Bruschetta with antiboise and Rock Chives crème fraîche



  • 2 shallots
  • 1 clove of garlic
  • 75 ml tomato juice
  • 75 ml game jus
  • 1 dessert spoon white wine
  • 1 dessert spoon balsamic vinegar
  • 1 dessert spoon tarragon vinegar
  • olive oil
  • 2 tomatoes


  • 4 slices of sourdough bread
  • olive oil
  • salt, freshly ground pepper 

Rock Chives crème fraîche:

  • 60 ml crème fraîche
  • 2 cartons of Rock Chives®
  • salt, freshly ground pepper

 Also need:

  • 4 slices of parma ham


  • Peel and chop the shallots. Peel and finely slice the garlic. Gently fry the shallots and garlic in a little oil.
  • Glaze with the tomato juice, game jus, white wine, balsamic vinegar and the tarragon vinegar.
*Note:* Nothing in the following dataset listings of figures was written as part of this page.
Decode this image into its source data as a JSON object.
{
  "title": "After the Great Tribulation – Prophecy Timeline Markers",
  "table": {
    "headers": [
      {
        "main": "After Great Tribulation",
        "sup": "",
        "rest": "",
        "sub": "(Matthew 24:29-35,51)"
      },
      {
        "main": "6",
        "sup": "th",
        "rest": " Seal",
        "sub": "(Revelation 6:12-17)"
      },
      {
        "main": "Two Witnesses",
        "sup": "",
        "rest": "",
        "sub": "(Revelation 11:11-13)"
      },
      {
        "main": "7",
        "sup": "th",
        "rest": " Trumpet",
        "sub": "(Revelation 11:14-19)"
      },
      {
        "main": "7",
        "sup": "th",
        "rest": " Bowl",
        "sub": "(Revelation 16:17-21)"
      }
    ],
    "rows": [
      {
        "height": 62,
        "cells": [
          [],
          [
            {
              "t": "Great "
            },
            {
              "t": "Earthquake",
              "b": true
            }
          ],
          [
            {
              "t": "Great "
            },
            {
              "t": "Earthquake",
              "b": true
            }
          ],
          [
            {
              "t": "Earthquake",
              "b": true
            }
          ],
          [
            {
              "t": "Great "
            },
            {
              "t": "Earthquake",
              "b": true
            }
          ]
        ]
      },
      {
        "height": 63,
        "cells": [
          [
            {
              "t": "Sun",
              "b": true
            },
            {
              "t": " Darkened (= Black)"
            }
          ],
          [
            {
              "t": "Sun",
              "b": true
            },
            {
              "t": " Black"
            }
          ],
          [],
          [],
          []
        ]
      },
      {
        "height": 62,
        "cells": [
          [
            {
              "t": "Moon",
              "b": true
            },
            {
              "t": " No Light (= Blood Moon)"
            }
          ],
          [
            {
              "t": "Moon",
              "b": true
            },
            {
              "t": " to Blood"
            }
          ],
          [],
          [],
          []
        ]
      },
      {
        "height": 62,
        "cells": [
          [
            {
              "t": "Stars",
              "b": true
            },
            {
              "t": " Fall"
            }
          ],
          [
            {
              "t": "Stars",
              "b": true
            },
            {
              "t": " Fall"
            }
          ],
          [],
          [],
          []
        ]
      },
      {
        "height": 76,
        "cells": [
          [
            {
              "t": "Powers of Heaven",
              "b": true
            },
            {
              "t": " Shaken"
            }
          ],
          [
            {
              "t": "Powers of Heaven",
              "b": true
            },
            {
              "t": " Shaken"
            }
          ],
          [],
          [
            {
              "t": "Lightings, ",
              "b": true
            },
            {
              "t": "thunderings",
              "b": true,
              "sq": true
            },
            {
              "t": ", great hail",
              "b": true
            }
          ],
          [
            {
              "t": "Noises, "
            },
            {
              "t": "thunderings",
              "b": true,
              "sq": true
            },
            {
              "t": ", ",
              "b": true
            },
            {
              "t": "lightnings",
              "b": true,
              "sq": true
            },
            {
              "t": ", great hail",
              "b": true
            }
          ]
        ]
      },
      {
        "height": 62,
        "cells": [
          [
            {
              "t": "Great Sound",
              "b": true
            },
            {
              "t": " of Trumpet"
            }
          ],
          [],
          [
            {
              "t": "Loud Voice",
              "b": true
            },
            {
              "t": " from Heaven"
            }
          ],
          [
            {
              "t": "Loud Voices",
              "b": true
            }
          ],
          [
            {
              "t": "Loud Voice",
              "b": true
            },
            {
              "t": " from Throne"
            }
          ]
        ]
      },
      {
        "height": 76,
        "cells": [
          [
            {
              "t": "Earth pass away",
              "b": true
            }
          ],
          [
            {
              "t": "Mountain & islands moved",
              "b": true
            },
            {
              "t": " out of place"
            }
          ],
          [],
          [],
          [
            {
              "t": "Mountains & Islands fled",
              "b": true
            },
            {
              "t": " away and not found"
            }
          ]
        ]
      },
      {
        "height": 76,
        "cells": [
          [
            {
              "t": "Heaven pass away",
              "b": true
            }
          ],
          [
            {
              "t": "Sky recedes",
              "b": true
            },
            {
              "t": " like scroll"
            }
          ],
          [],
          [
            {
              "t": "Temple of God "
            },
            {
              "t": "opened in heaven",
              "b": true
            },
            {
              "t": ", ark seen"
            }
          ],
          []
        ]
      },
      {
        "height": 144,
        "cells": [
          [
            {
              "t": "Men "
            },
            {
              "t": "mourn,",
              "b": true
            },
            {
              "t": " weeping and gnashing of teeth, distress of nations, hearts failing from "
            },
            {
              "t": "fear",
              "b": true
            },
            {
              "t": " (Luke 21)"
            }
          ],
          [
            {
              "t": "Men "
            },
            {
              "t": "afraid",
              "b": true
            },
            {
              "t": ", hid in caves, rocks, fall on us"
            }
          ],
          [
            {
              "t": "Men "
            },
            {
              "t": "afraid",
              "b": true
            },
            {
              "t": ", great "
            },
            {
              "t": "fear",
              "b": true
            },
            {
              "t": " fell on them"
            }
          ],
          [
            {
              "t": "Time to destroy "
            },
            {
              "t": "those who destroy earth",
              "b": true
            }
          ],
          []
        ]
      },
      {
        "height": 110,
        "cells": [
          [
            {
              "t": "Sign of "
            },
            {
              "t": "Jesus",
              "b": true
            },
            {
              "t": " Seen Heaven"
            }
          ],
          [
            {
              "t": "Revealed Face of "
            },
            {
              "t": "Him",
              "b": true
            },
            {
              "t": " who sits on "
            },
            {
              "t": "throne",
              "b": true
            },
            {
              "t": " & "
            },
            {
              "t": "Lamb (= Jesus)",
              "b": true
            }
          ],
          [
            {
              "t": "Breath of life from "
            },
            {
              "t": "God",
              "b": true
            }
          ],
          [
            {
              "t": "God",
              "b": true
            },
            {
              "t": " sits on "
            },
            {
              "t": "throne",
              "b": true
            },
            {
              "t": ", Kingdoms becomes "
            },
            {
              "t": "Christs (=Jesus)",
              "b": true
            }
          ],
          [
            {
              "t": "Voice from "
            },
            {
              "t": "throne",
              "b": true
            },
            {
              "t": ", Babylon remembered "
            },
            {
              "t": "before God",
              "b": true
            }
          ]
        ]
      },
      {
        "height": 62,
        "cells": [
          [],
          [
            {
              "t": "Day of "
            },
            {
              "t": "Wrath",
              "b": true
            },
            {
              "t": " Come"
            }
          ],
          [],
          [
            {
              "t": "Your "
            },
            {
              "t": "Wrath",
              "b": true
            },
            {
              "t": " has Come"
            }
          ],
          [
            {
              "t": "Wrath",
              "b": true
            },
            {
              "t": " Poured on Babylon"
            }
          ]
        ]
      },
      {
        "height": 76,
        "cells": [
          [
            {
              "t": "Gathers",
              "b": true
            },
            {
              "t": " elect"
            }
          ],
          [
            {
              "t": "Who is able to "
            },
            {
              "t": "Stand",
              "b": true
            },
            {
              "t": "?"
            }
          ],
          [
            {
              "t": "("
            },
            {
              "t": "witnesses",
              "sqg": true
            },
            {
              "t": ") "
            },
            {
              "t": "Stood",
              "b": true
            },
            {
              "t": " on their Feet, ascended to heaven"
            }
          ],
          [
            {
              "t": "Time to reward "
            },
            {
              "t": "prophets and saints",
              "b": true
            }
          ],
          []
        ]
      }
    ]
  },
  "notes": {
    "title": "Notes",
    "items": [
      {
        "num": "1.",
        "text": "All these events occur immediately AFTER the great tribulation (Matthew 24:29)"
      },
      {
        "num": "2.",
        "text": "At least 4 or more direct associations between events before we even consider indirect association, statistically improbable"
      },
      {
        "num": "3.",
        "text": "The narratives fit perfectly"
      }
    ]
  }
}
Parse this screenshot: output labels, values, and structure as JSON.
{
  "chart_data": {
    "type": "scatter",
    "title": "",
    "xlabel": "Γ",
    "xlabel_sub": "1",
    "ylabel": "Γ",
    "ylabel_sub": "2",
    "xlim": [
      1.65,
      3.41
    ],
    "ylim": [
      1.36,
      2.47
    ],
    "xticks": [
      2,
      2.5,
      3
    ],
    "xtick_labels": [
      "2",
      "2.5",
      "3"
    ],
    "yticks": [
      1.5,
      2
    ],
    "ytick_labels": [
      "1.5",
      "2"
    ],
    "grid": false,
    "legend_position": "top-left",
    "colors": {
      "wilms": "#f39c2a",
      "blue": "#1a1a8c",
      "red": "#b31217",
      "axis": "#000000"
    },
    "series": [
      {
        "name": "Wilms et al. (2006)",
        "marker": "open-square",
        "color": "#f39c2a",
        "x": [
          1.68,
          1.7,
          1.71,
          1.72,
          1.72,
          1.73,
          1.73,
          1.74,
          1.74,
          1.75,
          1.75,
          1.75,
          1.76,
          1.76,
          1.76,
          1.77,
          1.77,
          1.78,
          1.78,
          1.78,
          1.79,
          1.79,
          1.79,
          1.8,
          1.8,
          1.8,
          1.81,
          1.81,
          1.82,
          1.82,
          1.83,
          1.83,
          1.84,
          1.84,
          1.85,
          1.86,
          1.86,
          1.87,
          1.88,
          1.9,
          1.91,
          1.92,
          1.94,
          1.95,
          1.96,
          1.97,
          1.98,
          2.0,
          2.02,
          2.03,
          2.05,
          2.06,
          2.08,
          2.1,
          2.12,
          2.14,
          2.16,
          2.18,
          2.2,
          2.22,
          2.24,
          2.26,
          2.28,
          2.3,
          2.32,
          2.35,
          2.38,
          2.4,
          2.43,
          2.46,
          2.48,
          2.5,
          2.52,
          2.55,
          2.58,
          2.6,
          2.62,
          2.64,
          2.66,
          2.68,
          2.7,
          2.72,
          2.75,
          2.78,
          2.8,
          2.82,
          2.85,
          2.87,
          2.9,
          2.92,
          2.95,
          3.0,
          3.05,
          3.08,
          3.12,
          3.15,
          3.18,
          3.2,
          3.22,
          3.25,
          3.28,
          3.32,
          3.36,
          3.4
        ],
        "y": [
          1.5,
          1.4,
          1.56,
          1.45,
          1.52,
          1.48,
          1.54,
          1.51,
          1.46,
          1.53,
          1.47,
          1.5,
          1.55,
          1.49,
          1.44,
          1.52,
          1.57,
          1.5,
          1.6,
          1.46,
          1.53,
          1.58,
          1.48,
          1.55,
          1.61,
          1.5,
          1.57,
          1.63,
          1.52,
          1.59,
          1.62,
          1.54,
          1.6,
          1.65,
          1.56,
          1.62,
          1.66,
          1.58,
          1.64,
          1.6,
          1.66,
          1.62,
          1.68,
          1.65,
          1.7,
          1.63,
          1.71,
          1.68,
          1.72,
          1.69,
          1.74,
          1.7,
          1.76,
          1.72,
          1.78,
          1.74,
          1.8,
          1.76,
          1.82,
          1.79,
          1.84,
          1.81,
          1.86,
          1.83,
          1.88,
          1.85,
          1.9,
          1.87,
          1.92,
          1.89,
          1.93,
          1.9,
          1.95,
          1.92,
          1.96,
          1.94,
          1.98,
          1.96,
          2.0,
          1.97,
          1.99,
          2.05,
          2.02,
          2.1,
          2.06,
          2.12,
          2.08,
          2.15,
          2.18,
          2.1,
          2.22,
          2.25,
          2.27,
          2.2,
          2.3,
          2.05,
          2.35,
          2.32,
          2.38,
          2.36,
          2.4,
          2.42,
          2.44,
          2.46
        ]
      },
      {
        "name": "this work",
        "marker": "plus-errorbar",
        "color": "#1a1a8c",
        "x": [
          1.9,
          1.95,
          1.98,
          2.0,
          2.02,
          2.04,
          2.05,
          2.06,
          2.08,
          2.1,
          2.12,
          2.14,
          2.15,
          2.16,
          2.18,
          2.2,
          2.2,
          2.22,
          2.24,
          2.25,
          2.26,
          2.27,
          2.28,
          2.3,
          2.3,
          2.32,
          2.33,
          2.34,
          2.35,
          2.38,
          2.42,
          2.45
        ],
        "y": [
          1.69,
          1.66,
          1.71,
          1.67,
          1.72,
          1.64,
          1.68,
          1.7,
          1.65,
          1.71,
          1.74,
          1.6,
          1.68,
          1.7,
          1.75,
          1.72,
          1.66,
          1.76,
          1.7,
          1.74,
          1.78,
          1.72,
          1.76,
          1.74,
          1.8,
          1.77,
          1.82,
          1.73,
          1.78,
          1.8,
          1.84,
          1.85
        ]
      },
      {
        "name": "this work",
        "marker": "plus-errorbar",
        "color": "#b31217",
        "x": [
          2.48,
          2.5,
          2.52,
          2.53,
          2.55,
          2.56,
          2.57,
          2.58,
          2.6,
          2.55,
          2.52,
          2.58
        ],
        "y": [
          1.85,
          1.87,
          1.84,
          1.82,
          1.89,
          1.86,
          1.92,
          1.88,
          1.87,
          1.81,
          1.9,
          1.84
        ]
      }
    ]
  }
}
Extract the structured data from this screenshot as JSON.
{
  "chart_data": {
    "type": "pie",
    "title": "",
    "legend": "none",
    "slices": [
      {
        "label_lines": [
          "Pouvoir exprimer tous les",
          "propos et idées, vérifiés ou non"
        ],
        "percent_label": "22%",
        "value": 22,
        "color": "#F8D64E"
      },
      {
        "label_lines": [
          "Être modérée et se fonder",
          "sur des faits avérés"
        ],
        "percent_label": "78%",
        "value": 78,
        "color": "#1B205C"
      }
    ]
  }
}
Simmer for 15 minutes over a low heat to thicken.
  • Stir in 75 ml olive oil and allow to cool.
  • Halve the tomatoes, remove the seeds and chop. Add to the antiboise.
  • Brush the bread with olive oil. Toast the bread on both sides and season with salt and pepper.
  • Whip the crème fraîche. Stir in the Rock Chives® and season with salt and pepper.
  • Top the bread with the antiboise and parma ham. Sprinkle with olive oil and garnish with a quenelle of crème fraîche.